The healing power of salt
The walls are grey. The lights are dim. Salt fills the air and covers the floors, like a blanket of sand.
This man-made , salt "cave" in Saginaw's Salt House, is a once-weekly can't-miss destination for Laurie Draves, for one simple reason, "It will keep pretty much, my sinuses open, where I can breathe, my chest open where I do breathe better."
Breathing has been a life-long struggle for Laurie, who's suffered with severe asthma since childhood.
Since she started these weekly 45-minute sessions, over a year ago, she still needs her medications- but not nearly as much, "I'm not taking as many antihistimines as I would. And theyre've been times when I'd take them throughout the day."
Salt is actually used in most common breathing treatments, says Salt House owner and pulmonary medical equipment specialist, Scott Williams, "Part of the medication that you're breathing in is sal. It's in a liquid form. It's a pharmaceutical grade sulfate, the same type of salt we use in the treatments. And it's there to open up the airways, so that the medication portion of that can penetrate better into your lungs. "
That pharmeceutical grade salt is pumped into the cave through a vent. The salt on the floor and in the lamps is Himylayan sea salt. Neither is quite like the stuff in your shaker at home.

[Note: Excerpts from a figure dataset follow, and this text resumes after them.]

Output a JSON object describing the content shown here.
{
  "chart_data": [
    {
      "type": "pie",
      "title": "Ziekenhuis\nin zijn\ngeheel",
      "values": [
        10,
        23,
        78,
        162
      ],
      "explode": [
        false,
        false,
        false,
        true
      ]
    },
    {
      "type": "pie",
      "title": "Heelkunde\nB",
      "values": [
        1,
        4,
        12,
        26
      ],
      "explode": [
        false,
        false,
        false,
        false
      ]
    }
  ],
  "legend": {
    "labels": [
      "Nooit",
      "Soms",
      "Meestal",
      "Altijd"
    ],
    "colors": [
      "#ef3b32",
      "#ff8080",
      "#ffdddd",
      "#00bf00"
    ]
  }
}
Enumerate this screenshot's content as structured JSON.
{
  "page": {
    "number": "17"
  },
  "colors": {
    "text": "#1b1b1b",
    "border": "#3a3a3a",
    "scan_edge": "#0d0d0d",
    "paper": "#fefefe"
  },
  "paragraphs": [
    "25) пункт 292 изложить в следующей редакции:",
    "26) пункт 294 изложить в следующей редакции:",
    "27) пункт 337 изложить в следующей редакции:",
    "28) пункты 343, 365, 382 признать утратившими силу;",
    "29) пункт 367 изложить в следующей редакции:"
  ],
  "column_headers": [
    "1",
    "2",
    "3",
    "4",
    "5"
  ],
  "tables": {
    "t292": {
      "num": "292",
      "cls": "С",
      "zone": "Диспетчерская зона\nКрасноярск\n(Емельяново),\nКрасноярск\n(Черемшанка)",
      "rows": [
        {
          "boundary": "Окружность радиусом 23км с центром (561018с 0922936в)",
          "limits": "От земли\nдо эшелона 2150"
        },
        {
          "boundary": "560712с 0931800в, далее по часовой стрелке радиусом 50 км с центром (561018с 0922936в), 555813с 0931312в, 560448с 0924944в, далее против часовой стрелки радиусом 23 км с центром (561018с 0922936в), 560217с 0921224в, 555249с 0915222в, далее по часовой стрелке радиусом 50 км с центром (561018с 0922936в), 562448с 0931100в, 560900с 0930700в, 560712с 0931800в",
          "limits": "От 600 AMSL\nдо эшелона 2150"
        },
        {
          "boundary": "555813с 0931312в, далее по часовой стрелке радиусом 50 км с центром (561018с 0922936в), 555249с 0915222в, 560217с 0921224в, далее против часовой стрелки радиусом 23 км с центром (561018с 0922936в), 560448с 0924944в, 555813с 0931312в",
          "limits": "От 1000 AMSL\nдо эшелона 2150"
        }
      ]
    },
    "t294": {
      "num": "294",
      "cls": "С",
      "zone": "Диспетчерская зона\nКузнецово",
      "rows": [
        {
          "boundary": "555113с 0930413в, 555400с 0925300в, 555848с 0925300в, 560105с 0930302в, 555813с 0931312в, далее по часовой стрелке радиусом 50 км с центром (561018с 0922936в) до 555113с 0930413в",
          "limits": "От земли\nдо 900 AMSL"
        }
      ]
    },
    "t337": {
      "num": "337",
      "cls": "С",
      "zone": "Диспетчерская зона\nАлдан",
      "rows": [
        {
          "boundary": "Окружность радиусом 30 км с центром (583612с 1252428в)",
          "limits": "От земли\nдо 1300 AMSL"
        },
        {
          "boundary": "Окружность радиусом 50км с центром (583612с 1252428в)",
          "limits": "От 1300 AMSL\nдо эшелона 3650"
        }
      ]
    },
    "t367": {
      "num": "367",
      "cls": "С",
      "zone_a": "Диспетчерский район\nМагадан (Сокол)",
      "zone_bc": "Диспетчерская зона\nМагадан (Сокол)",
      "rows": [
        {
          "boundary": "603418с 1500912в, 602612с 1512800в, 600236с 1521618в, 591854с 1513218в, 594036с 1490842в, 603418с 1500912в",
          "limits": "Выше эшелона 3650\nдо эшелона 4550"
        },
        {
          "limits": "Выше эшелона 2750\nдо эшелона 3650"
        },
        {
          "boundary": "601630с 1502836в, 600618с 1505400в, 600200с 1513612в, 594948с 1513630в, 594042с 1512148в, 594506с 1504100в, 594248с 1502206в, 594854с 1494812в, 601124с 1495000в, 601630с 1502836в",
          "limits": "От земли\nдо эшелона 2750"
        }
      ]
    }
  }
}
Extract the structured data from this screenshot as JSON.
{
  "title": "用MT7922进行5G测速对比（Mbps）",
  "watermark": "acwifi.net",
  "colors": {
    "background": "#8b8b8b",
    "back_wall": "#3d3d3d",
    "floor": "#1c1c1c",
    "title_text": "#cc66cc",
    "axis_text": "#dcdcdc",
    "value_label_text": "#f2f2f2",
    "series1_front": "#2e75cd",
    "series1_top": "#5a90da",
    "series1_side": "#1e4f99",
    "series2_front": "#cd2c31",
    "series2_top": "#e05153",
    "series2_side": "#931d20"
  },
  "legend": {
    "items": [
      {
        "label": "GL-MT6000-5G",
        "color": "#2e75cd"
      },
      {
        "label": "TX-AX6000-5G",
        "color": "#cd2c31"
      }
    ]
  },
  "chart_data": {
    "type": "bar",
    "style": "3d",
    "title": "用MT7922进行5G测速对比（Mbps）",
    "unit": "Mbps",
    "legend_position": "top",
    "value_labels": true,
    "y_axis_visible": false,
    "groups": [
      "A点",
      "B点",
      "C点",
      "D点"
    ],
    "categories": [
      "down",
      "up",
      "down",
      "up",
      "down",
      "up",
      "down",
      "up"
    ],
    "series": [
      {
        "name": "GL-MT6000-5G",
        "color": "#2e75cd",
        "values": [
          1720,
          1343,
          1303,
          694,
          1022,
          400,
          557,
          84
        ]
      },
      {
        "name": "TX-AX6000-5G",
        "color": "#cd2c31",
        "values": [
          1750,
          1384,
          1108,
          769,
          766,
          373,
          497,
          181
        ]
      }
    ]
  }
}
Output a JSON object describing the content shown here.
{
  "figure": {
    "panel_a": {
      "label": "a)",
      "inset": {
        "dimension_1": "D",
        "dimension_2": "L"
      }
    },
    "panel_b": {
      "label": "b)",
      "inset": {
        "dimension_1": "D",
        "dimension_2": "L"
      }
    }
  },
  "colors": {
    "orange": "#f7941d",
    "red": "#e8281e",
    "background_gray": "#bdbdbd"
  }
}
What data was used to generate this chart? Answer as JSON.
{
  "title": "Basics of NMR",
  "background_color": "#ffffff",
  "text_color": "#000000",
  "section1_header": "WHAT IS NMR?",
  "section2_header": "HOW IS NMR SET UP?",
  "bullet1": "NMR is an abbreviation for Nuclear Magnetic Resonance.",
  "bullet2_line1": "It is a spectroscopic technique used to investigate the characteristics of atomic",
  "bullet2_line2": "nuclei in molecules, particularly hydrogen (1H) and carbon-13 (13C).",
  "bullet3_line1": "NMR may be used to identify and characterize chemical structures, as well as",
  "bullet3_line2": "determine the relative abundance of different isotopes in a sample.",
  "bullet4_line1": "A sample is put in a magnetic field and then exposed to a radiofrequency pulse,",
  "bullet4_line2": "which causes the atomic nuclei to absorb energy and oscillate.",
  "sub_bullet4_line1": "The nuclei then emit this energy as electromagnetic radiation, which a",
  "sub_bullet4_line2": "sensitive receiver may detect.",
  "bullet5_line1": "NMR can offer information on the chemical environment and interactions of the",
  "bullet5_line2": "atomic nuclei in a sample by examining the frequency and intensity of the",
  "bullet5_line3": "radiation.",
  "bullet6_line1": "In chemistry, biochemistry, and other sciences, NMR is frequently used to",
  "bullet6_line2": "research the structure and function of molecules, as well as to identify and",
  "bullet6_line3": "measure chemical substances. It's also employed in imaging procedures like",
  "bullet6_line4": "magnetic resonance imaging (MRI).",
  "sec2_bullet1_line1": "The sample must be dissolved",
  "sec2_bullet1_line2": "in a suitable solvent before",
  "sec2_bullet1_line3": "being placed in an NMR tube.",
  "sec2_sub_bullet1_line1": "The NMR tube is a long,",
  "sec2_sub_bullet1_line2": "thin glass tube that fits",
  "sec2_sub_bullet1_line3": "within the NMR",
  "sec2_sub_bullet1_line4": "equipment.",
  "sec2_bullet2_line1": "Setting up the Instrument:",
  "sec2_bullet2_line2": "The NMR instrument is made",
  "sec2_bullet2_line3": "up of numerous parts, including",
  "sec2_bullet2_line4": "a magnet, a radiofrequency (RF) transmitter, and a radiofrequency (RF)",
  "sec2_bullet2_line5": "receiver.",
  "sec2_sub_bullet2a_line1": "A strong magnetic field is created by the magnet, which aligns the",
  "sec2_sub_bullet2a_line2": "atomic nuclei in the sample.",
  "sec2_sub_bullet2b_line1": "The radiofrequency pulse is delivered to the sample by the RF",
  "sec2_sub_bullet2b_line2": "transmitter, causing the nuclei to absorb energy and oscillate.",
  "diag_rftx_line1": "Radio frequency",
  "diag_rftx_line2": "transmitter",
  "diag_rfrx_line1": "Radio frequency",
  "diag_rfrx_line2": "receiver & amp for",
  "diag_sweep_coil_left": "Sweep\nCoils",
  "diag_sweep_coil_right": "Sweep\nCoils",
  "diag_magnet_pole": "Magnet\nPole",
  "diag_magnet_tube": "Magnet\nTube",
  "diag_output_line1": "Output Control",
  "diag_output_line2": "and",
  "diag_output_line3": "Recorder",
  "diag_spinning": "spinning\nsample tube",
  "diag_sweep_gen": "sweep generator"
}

"Unfortunately, the salt you usually buy over the counter has been processed, so essentially everything that it was comprised of that was good for us, has been removed," Scott says.
In fact, that Himylayn salt can only be found once place in the world, Scott says, "There used to be a sea, over where the Himylayn Mountains are now. When the plates shifted, about 350-million years ago, it got rid of the sea. It compressed all of the salt that used to be in the sea and buried it deep into the earth."
The lamps in the cave, just like the ones you can buy for your house, work by releasing negative inons, that purify the air, "They absorb water molecules out of the ai. And the molecules contain the bacteria and pollutants that are floating around us. And they disolve it and release the air as purified."
Having lamps in your home is great but, Scott says, sitting in the cave has added benefits, "There's microscopic particles floating in the air that you breathe down into your lungs. And you absorb into your skin and salt is incredibly antibacterial, antiiflammatory."
Those benefits bring people to the cave for a variety of health reasons, Scott says, not just breathing issues, "Anything from depression, to respiratory conditions,to arthritis, to migrains. And the age groups vary from infants to seniors."
It's also a relaxing experience; one, Laurie says, is well worth the drive down from Midland every week, "It's been very helpful for me."